Trump imposed hefty duties on imports of steel and aluminium from Europe and other countries in 2018, controversially justifying the measure on national security grounds.
The EU retaliated with its own tariffs on a range of US imports, but shelved plans to increase those tariffs in May in a gesture aimed at settling the dispute. The tariffs are set to be applied in early December.
“We would like to come to a resolution,” Gina Raimondo told The Financial Times. “Having said that, we need to protect the US steel industry. For every year in the 10 years before the tariffs were imposed, we never got above 80 per cent capacity. That is a national security risk, it’s an economic risk.”
Valdis Dombrovskis, the EU trade commissioner, held meetings with Raimondo and US trade representative Katherine Tai earlier this week as the two sides tried to thrash out a deal.
Tai said the countries were talking “intensively” to reach an agreement.
European officials have insisted that the EU does not present a national security threat to the US, although they have acknowledged that global excess capacity threatens both the European and US steel industries.
Negotiators have given themselves until the beginning of December to find a settlement, which is also meant to address the oversupply of steel resulting from production in countries including China. However, Dombrovskis said this week that the EU would need to reach an agreement with the US by early November to allow it time to prepare to either waive or reimpose tariffs on American goods. EU officials say that it is impossible to suspend the tariffs for a second time.
Removing the tariffs will be politically painful for the US president because they are popular within the politically powerful steel industry and in mill states, including Indiana, Ohio and Pennsylvania, that will be heavily contested in the next elections.

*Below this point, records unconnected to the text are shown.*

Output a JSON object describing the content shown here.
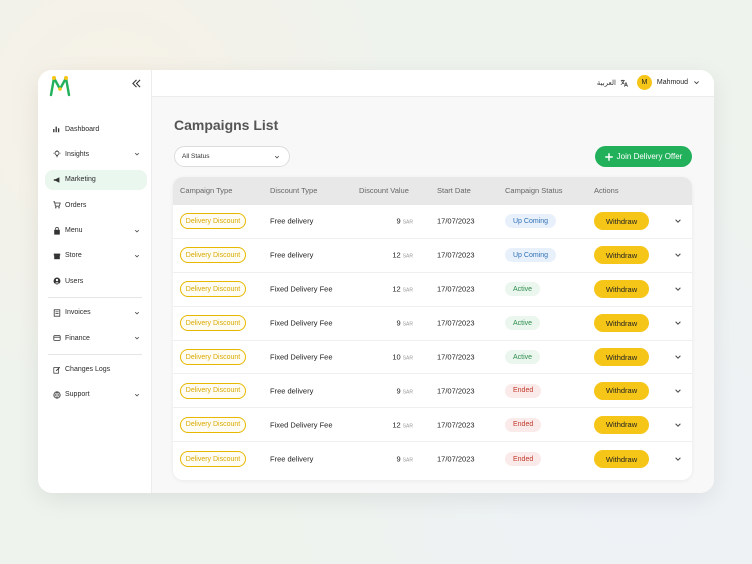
{
  "sidebar": {
    "collapse_icon": "double-chevron-left-icon",
    "items": [
      {
        "label": "Dashboard",
        "icon": "bar-chart-icon",
        "expandable": false
      },
      {
        "label": "Insights",
        "icon": "lightbulb-icon",
        "expandable": true
      },
      {
        "label": "Marketing",
        "icon": "megaphone-icon",
        "expandable": false,
        "active": true
      },
      {
        "label": "Orders",
        "icon": "cart-icon",
        "expandable": false
      },
      {
        "label": "Menu",
        "icon": "bag-icon",
        "expandable": true
      },
      {
        "label": "Store",
        "icon": "store-icon",
        "expandable": true
      },
      {
        "label": "Users",
        "icon": "user-icon",
        "expandable": false
      },
      {
        "label": "Invoices",
        "icon": "invoice-icon",
        "expandable": true
      },
      {
        "label": "Finance",
        "icon": "finance-icon",
        "expandable": true
      },
      {
        "label": "Changes Logs",
        "icon": "edit-icon",
        "expandable": false
      },
      {
        "label": "Support",
        "icon": "globe-icon",
        "expandable": true
      }
    ]
  },
  "topbar": {
    "language": "العربية",
    "user_initial": "M",
    "user_name": "Mahmoud"
  },
  "page": {
    "title": "Campaigns List",
    "filter_value": "All Status",
    "join_button": "Join Delivery Offer"
  },
  "table": {
    "headers": [
      "Campaign Type",
      "Discount Type",
      "Discount Value",
      "Start Date",
      "Campaign Status",
      "Actions"
    ],
    "currency": "SAR",
    "action_label": "Withdraw",
    "rows": [
      {
        "campaign_type": "Delivery Discount",
        "discount_type": "Free delivery",
        "value": "9",
        "date": "17/07/2023",
        "status": "Up Coming",
        "status_kind": "upcoming"
      },
      {
        "campaign_type": "Delivery Discount",
        "discount_type": "Free delivery",
        "value": "12",
        "date": "17/07/2023",
        "status": "Up Coming",
        "status_kind": "upcoming"
      },
      {
        "campaign_type": "Delivery Discount",
        "discount_type": "Fixed Delivery Fee",
        "value": "12",
        "date": "17/07/2023",
        "status": "Active",
        "status_kind": "active"
      },
      {
        "campaign_type": "Delivery Discount",
        "discount_type": "Fixed Delivery Fee",
        "value": "9",
        "date": "17/07/2023",
        "status": "Active",
        "status_kind": "active"
      },
      {
        "campaign_type": "Delivery Discount",
        "discount_type": "Fixed Delivery Fee",
        "value": "10",
        "date": "17/07/2023",
        "status": "Active",
        "status_kind": "active"
      },
      {
        "campaign_type": "Delivery Discount",
        "discount_type": "Free delivery",
        "value": "9",
        "date": "17/07/2023",
        "status": "Ended",
        "status_kind": "ended"
      },
      {
        "campaign_type": "Delivery Discount",
        "discount_type": "Fixed Delivery Fee",
        "value": "12",
        "date": "17/07/2023",
        "status": "Ended",
        "status_kind": "ended"
      },
      {
        "campaign_type": "Delivery Discount",
        "discount_type": "Free delivery",
        "value": "9",
        "date": "17/07/2023",
        "status": "Ended",
        "status_kind": "ended"
      }
    ]
  },
  "colors": {
    "brand_green": "#22b05b",
    "accent_yellow": "#f5c518"
  }
}
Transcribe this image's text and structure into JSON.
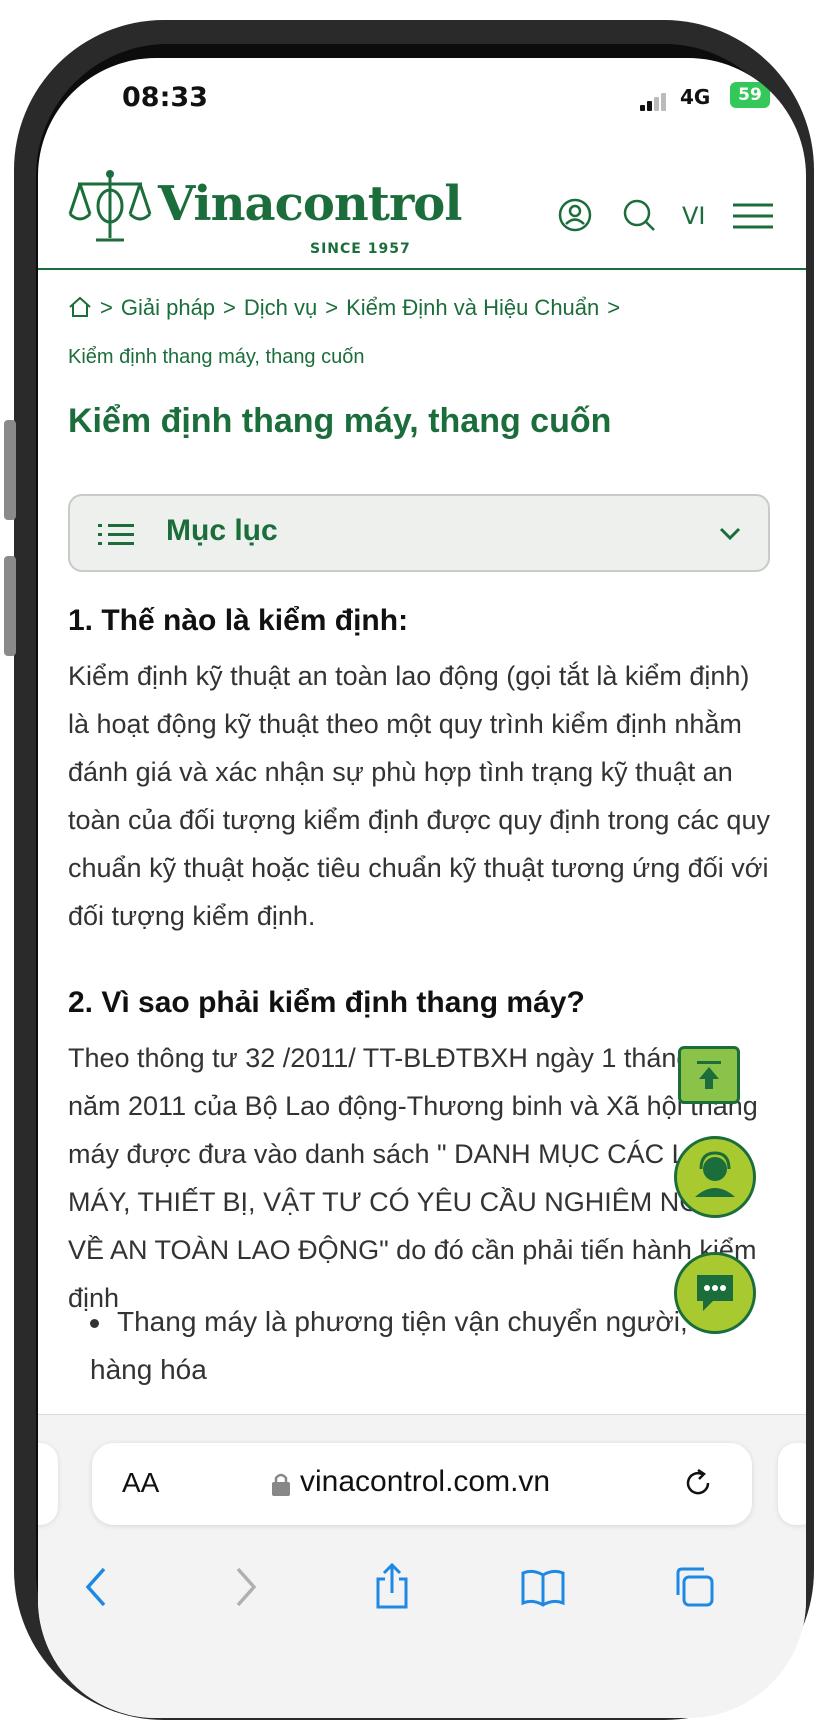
{
  "status_bar": {
    "time": "08:33",
    "network": "4G",
    "battery": "59"
  },
  "header": {
    "logo_name": "Vinacontrol",
    "logo_since": "SINCE 1957",
    "language": "VI"
  },
  "breadcrumb": {
    "items": [
      "Giải pháp",
      "Dịch vụ",
      "Kiểm Định và Hiệu Chuẩn",
      "Kiểm định thang máy, thang cuốn"
    ],
    "separator": ">"
  },
  "page_title": "Kiểm định thang máy, thang cuốn",
  "toc": {
    "label": "Mục lục"
  },
  "sections": [
    {
      "heading": "1. Thế nào là kiểm định:",
      "body": "Kiểm định kỹ thuật an toàn lao động (gọi tắt là kiểm định) là hoạt động kỹ thuật theo một quy trình kiểm định nhằm đánh giá và xác nhận sự phù hợp tình trạng kỹ thuật an toàn của đối tượng kiểm định được quy định trong các quy chuẩn kỹ thuật hoặc tiêu chuẩn kỹ thuật tương ứng đối với đối tượng kiểm định."
    },
    {
      "heading": "2. Vì sao phải kiểm định thang máy?",
      "body": "Theo thông tư 32 /2011/ TT-BLĐTBXH ngày 1 tháng 11 năm 2011 của Bộ Lao động-Thương binh và Xã hội thang máy được đưa vào danh sách \" DANH MỤC CÁC LOẠI MÁY, THIẾT BỊ, VẬT TƯ CÓ YÊU CẦU NGHIÊM NGẶT VỀ AN TOÀN LAO ĐỘNG\" do đó cần phải tiến hành kiểm định"
    }
  ],
  "bullets": [
    "Thang máy là phương tiện vận chuyển người, hàng hóa"
  ],
  "browser": {
    "text_size_label": "AA",
    "url": "vinacontrol.com.vn"
  },
  "colors": {
    "brand_green": "#1b6e3b",
    "fab_green": "#a8c92f"
  }
}
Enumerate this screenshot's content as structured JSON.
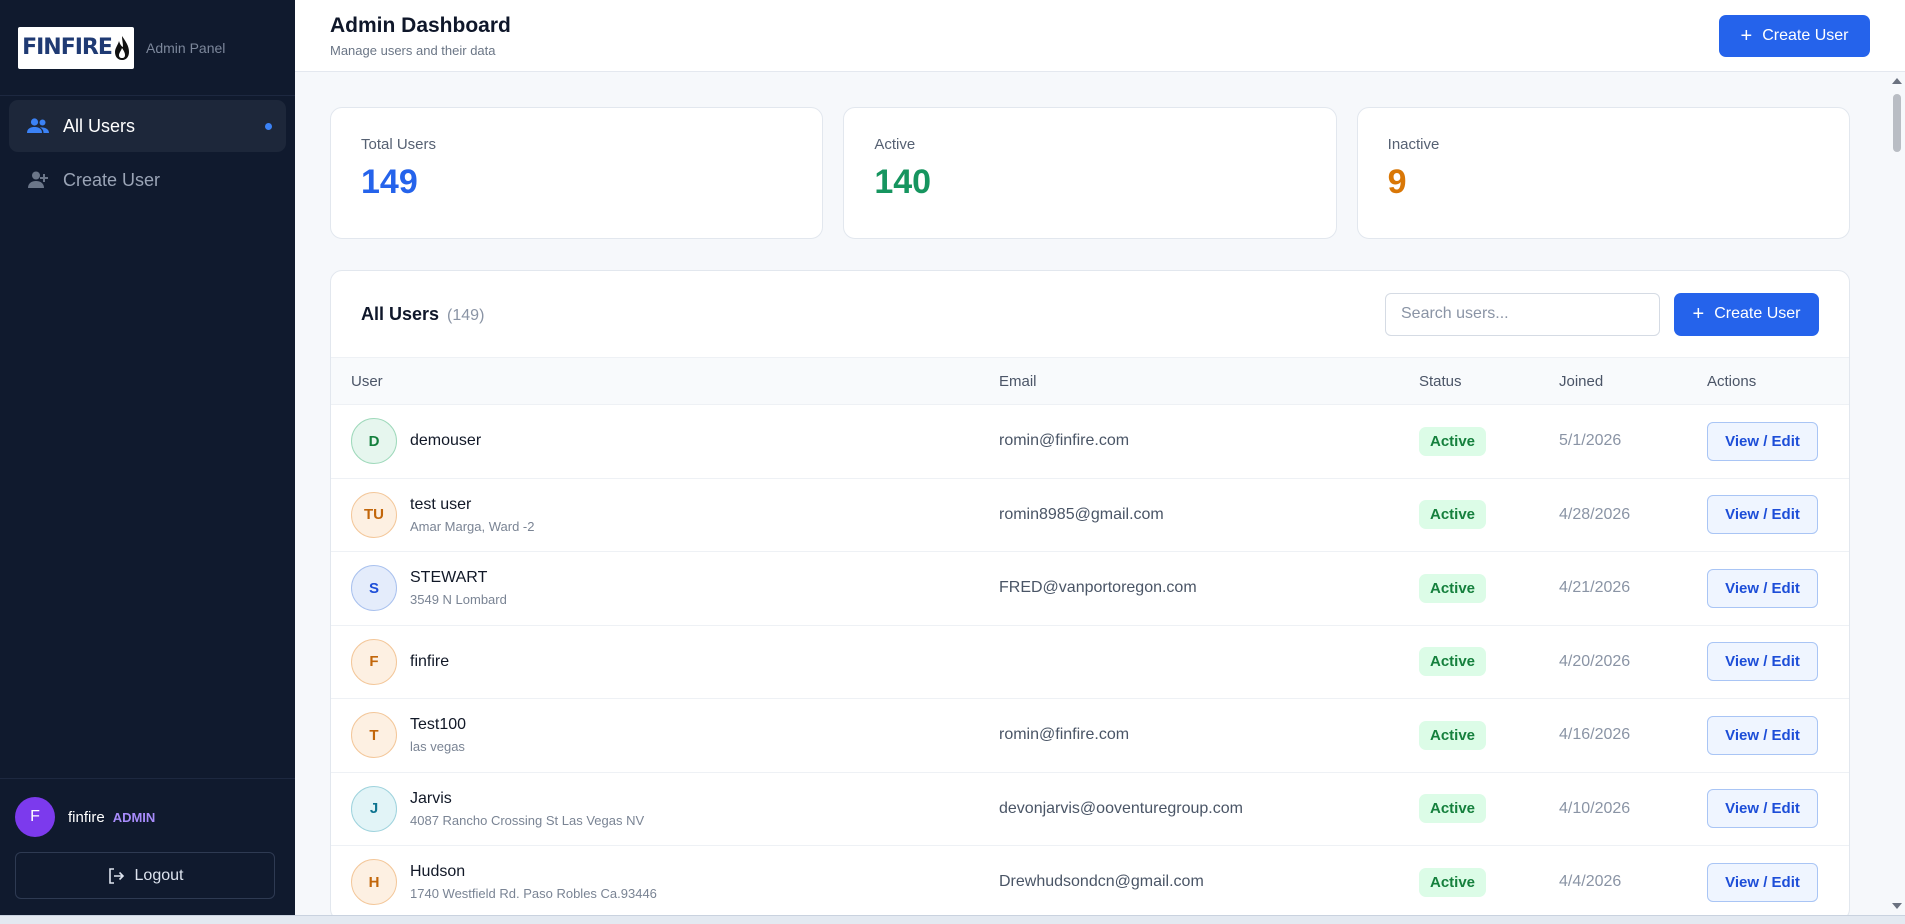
{
  "brand": {
    "logo_text": "FINFIRE",
    "subtitle": "Admin Panel"
  },
  "sidebar": {
    "items": [
      {
        "label": "All Users",
        "icon": "users-icon",
        "active": true
      },
      {
        "label": "Create User",
        "icon": "user-plus-icon",
        "active": false
      }
    ],
    "user": {
      "initial": "F",
      "name": "finfire",
      "role": "ADMIN"
    },
    "logout_label": "Logout"
  },
  "header": {
    "title": "Admin Dashboard",
    "subtitle": "Manage users and their data",
    "create_label": "Create User"
  },
  "stats": [
    {
      "label": "Total Users",
      "value": "149",
      "color": "#2563eb"
    },
    {
      "label": "Active",
      "value": "140",
      "color": "#16955f"
    },
    {
      "label": "Inactive",
      "value": "9",
      "color": "#d97706"
    }
  ],
  "panel": {
    "title": "All Users",
    "count": "(149)",
    "search_placeholder": "Search users...",
    "create_label": "Create User"
  },
  "table": {
    "headers": [
      "User",
      "Email",
      "Status",
      "Joined",
      "Actions"
    ],
    "action_label": "View / Edit",
    "rows": [
      {
        "initials": "D",
        "name": "demouser",
        "address": "",
        "email": "romin@finfire.com",
        "status": "Active",
        "joined": "5/1/2026",
        "avatar_color": "green"
      },
      {
        "initials": "TU",
        "name": "test user",
        "address": "Amar Marga, Ward -2",
        "email": "romin8985@gmail.com",
        "status": "Active",
        "joined": "4/28/2026",
        "avatar_color": "orange"
      },
      {
        "initials": "S",
        "name": "STEWART",
        "address": "3549 N Lombard",
        "email": "FRED@vanportoregon.com",
        "status": "Active",
        "joined": "4/21/2026",
        "avatar_color": "blue"
      },
      {
        "initials": "F",
        "name": "finfire",
        "address": "",
        "email": "",
        "status": "Active",
        "joined": "4/20/2026",
        "avatar_color": "orange"
      },
      {
        "initials": "T",
        "name": "Test100",
        "address": "las vegas",
        "email": "romin@finfire.com",
        "status": "Active",
        "joined": "4/16/2026",
        "avatar_color": "orange"
      },
      {
        "initials": "J",
        "name": "Jarvis",
        "address": "4087 Rancho Crossing St Las Vegas NV",
        "email": "devonjarvis@ooventuregroup.com",
        "status": "Active",
        "joined": "4/10/2026",
        "avatar_color": "teal"
      },
      {
        "initials": "H",
        "name": "Hudson",
        "address": "1740 Westfield Rd. Paso Robles Ca.93446",
        "email": "Drewhudsondcn@gmail.com",
        "status": "Active",
        "joined": "4/4/2026",
        "avatar_color": "orange"
      }
    ]
  }
}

While EU officials initially hoped for a removal of the tariffs with nothing to replace them, Dombrovskis has said Europe was “ready to look [at] other solutions, understanding the fact that the US also is interested in protecting its steel industry”.
The US could also propose some form of export quota, though the EU has already ruled that out. Or it could opt for converting the tariffs into “safeguards” designed to deal with a sudden flood of imports, though those would be hard to square with World Trade Organization rules.
The discussions over the tariffs are part of a broader effort by the US and EU to strengthen transatlantic ties following the bitterness of the Trump years.
Earlier this year, the EU and US agreed to suspend a 17-year dispute over aircraft subsidies, lifting the threat of billions of dollars in punitive tariffs on their economies in a boost to transatlantic relations.
The deal takes the form of a five-year accord to suspend punitive tariffs linked to the original disagreement. Coupled with that is the creation of a ministerial-level working group to discuss subsidy limits and overcome any issues that may arise between the two sides.